Le dessinateur français Albert Uderzo a annoncé lundi qu'il déposait plainte pour «violences psychologiques» contre sa fille et son gendre, nouvel épisode dans un conflit familial qui les oppose depuis 2007 concernant l'avenir d'Astérix, la bande dessinée française la plus vendue dans le monde.

«Je me suis tu pendant des années, mais aujourd'hui j'ai décidé de réagir», a déclaré le dessinateur qui avait convié la presse dans son hôtel particulier de Neuilly-sur-Seine, près de Paris, pour s'exprimer pour la première fois sur ses tourments judiciaires avec sa fille Sylvie.

«Je veux me retourner contre ceux qui m'attaquent. Trop c'est trop», a ajouté le cocréateur avec René Goscinny, décédé en 1977, des aventures d'Astérix et Obélix.

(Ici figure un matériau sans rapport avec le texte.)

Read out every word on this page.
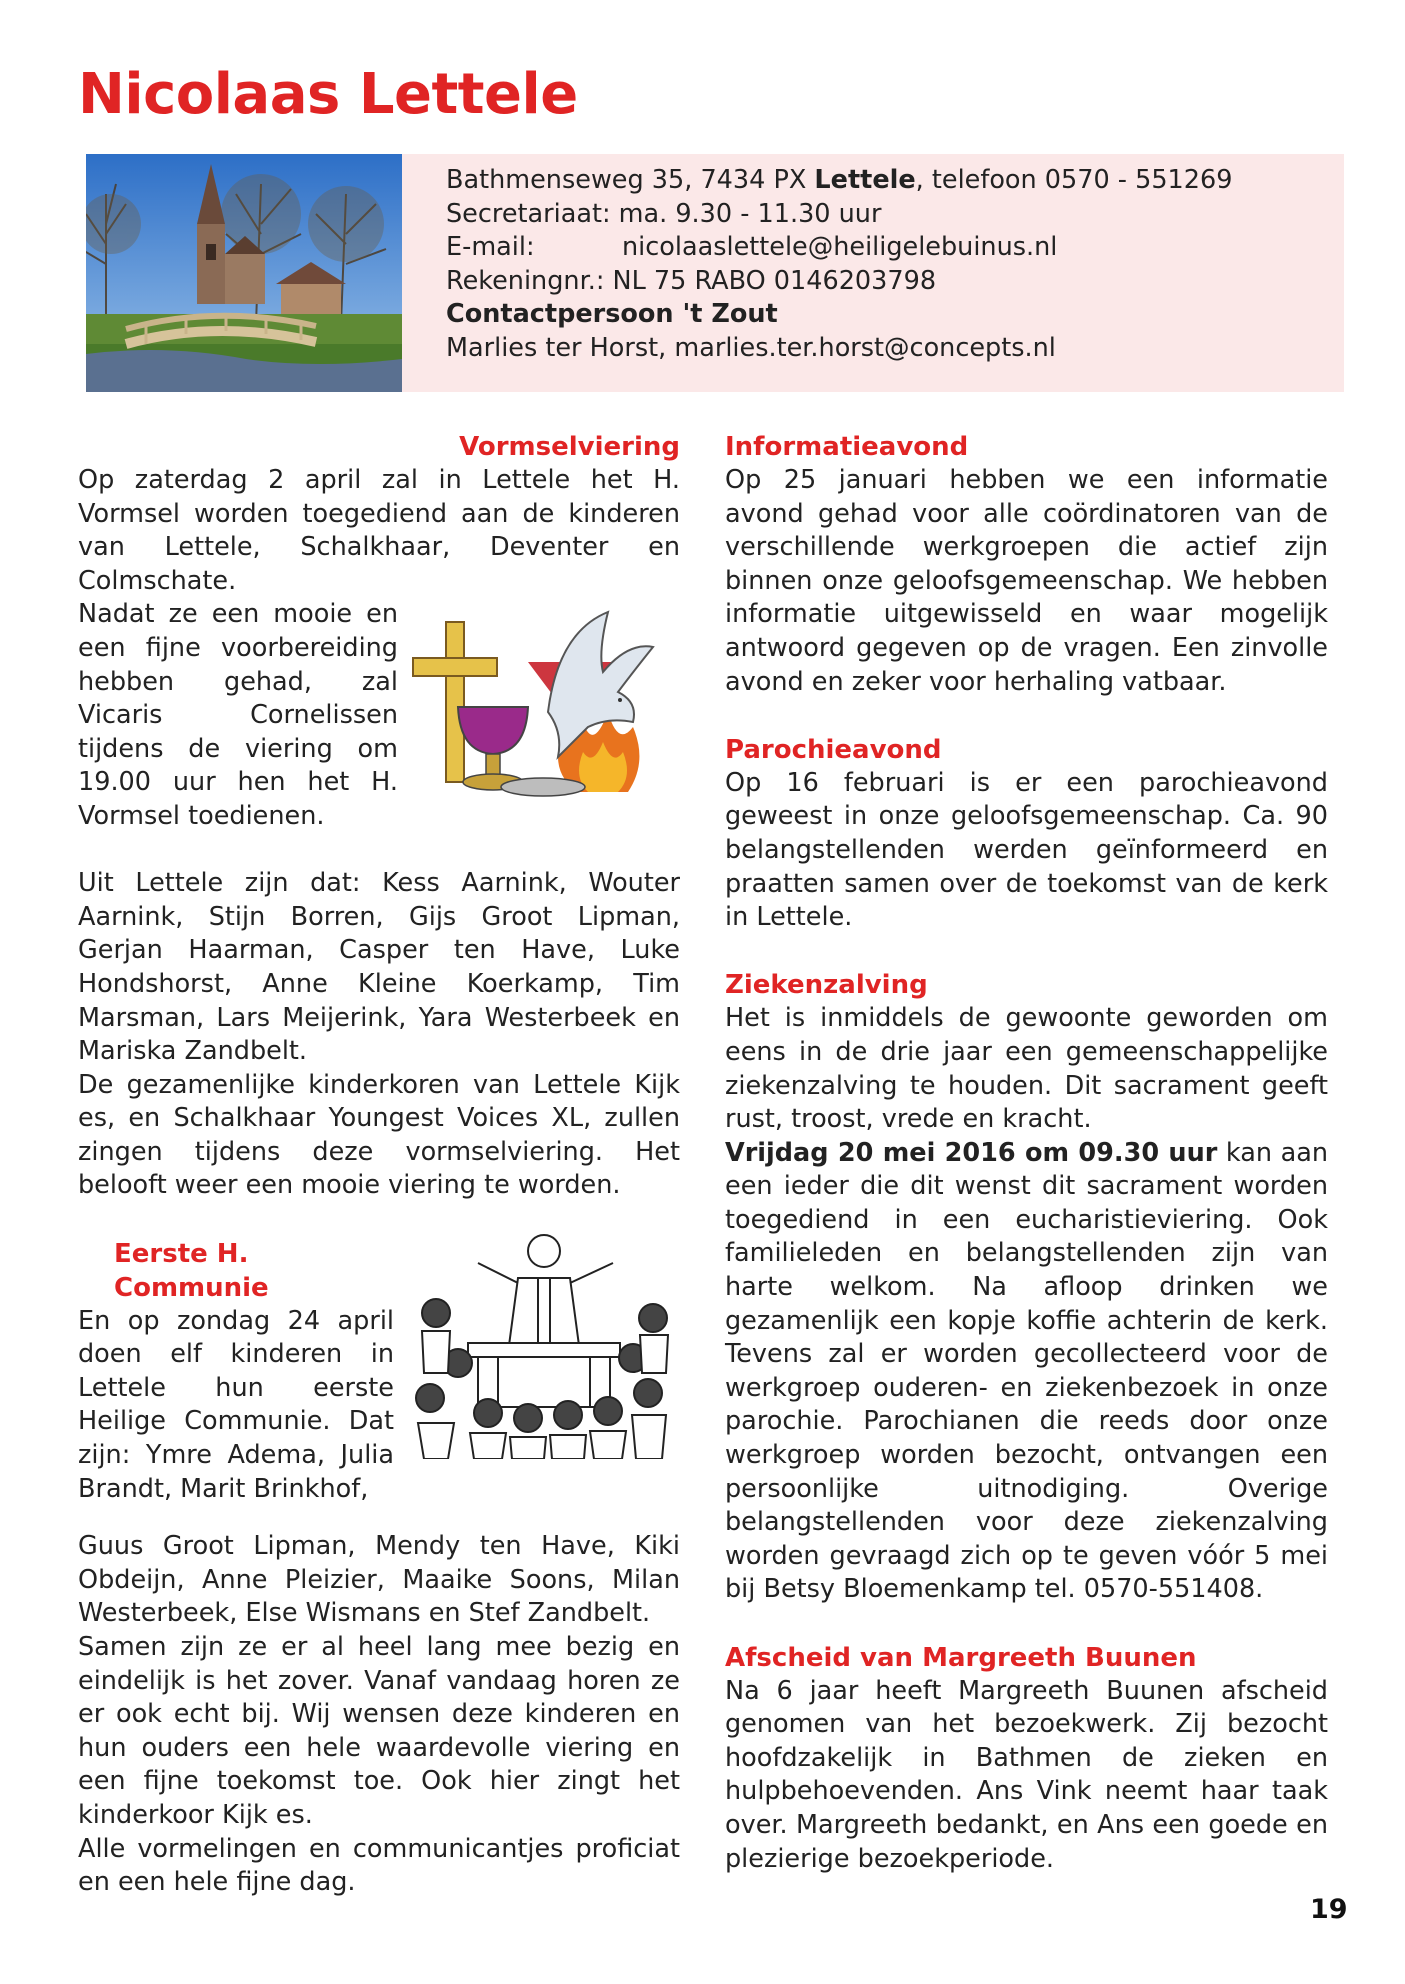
Nicolaas Lettele
Bathmenseweg 35, 7434 PX Lettele, telefoon 0570 - 551269
Secretariaat: ma. 9.30 - 11.30 uur
E-mail:	nicolaaslettele@heiligelebuinus.nl
Rekeningnr.: NL 75 RABO 0146203798
Contactpersoon 't Zout
Marlies ter Horst, marlies.ter.horst@concepts.nl
Vormselviering

Op zaterdag 2 april zal in Lettele het H. Vormsel worden toegediend aan de kinderen van Lettele, Schalkhaar, Deventer en Colmschate.

Nadat ze een mooie en een fijne voorbereiding hebben gehad, zal Vicaris Cornelissen tijdens de viering om 19.00 uur hen het H. Vormsel toedienen.

Uit Lettele zijn dat: Kess Aarnink, Wouter Aarnink, Stijn Borren, Gijs Groot Lipman, Gerjan Haarman, Casper ten Have, Luke Hondshorst, Anne Kleine Koerkamp, Tim Marsman, Lars Meijerink, Yara Westerbeek en Mariska Zandbelt.

De gezamenlijke kinderkoren van Lettele Kijk es, en Schalkhaar Youngest Voices XL, zullen zingen tijdens deze vormselviering. Het belooft weer een mooie viering te worden.

Eerste H. Communie

En op zondag 24 april doen elf kinderen in Lettele hun eerste Heilige Communie. Dat zijn: Ymre Adema, Julia Brandt, Marit Brinkhof,

Guus Groot Lipman, Mendy ten Have, Kiki Obdeijn, Anne Pleizier, Maaike Soons, Milan Westerbeek, Else Wismans en Stef Zandbelt.

Samen zijn ze er al heel lang mee bezig en eindelijk is het zover. Vanaf vandaag horen ze er ook echt bij. Wij wensen deze kinderen en hun ouders een hele waardevolle viering en een fijne toekomst toe. Ook hier zingt het kinderkoor Kijk es.

Alle vormelingen en communicantjes proficiat en een hele fijne dag.

Informatieavond

Op 25 januari hebben we een informatie avond gehad voor alle coördinatoren van de verschillende werkgroepen die actief zijn binnen onze geloofsgemeenschap. We hebben informatie uitgewisseld en waar mogelijk antwoord gegeven op de vragen. Een zinvolle avond en zeker voor herhaling vatbaar.

Parochieavond

Op 16 februari is er een parochieavond geweest in onze geloofsgemeenschap. Ca. 90 belangstellenden werden geïnformeerd en praatten samen over de toekomst van de kerk in Lettele.

Ziekenzalving

Het is inmiddels de gewoonte geworden om eens in de drie jaar een gemeenschappelijke ziekenzalving te houden. Dit sacrament geeft rust, troost, vrede en kracht.

Vrijdag 20 mei 2016 om 09.30 uur kan aan een ieder die dit wenst dit sacrament worden toegediend in een eucharistieviering. Ook familieleden en belangstellenden zijn van harte welkom. Na afloop drinken we gezamenlijk een kopje koffie achterin de kerk. Tevens zal er worden gecollecteerd voor de werkgroep ouderen- en ziekenbezoek in onze parochie. Parochianen die reeds door onze werkgroep worden bezocht, ontvangen een persoonlijke uitnodiging. Overige belangstellenden voor deze ziekenzalving worden gevraagd zich op te geven vóór 5 mei bij Betsy Bloemenkamp tel. 0570-551408.

Afscheid van Margreeth Buunen

Na 6 jaar heeft Margreeth Buunen afscheid genomen van het bezoekwerk. Zij bezocht hoofdzakelijk in Bathmen de zieken en hulpbehoevenden. Ans Vink neemt haar taak over. Margreeth bedankt, en Ans een goede en plezierige bezoekperiode.

19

En conflit depuis 2007 avec sa fille, Albert Uderzo, 86 ans, l'accuse de vouloir «mettre la main» sur la très rentable saga Astérix.

M. Uderzo et sa compagne Ada «constatent que leur fille et son mari ne veulent à aucun prix d'une réconciliation, introduisent et font prolonger des procédures judiciaires qui ne reposent sur aucun fondement». «Ces actes ont pour unique objet de porter atteinte à notre intégrité psychologique, de hâter notre affaiblissement pour mettre la main sur notre patrimoine qu'ils convoitent», accusent-ils.



Plus de 352 millions d'albums


En 2007, la discorde éclate lorsque Sylvie Uderzo et son époux Bernard de Choisy sont remerciés par les éditions Albert René, chargées des albums d'Astérix conçus après le décès de René Goscinny.

La société est l'année suivante cédée à Hachette Livre, mais Sylvie Uderzo s'oppose à la transaction.

Contrairement à tout ce qui a été dit, «c'est moi qui ai pris la décision d'écarter ma fille», révèle aujourd'hui M. Uderzo.

«Elle me disait: «Toi, tu es un artiste. Occupe-toi de ton personnage. Reste dans ta bulle et nous nous occuperons de la gestion de la société»», raconte-t-il.

Le dessinateur et scénariste s'inquiétait de l'emprise de son gendre, «un gourou», sur Sylvie et de sa mainmise sur la maison d'édition.

En 2011, Mme Uderzo, qui a finalement vendu ses parts à Hachette, dépose plainte pour «abus de faiblesse». Elle assure que certains membres de l'entourage d'Albert, âgé aujourd'hui de 86 ans, profitent de son état de santé pour influer sur la gestion de son oeuvre et de sa fortune.

Le père d'Astérix a toujours démenti être en état de faiblesse. «Des experts m'ont interrogé pendant dix-sept heures. Ils ont conclu qu'ils aimeraient avoir une telle mémoire s'ils arrivent à mon âge», a-t-il relevé dans un sourire.

Les conclusions des enquêteurs sont d'ailleurs sans appel. «Aucun élément n'a révélé des faits d'abus de faiblesse» dont auraient été ou seraient encore victimes Albert et son épouse Ada Uderzo, selon le rapport remis au juge d'instruction et dont l'AFP a obtenu copie. Ils mettent en avant «l'énergie étonnante», «la grande vivacité intellectuelle» et «la mémoire intacte» du dessinateur.

Interrogé, l'avocat de Sylvie Uderzo a dénoncé une interprétation «totalement «fausse».

Pour Nicolas Huc-Morel, la fille du célèbre dessinateur «souhaite uniquement que la lumière soit faite sur la manipulation dont sont victimes ses parents».

L'enjeu de cette saga judiciaire est de taille car Astérix est assis sur un tas d'or. Le célèbre Gaulois est la BD française la plus vendue (plus de 352 millions d'albums) et la plus traduite (111 langues et dialectes) au monde. Le dernier album, le premier sans Uderzo, est sorti le 24 octobre dans 15 pays et 23 langues, dont le catalan, le gallois, l'écossais et le gaélique.

Uderzo, qui a déposé aujourd'hui ses pinceaux, a passé le relais à Jean-Yves Ferri (scénario) et Didier Conrad (dessin) pour ce 35e opus, Astérix chez les Pictes, qui se situe en Écosse.

Début octobre, à quelques jours de la sortie du dernier album d'Astérix, une enquête préliminaire avait été ouverte par le parquet de Nanterre, près de Paris, à la suite d'une nouvelle plainte de Sylvie Uderzo accusant l'expert-comptable du dessinateur de «faux témoignage».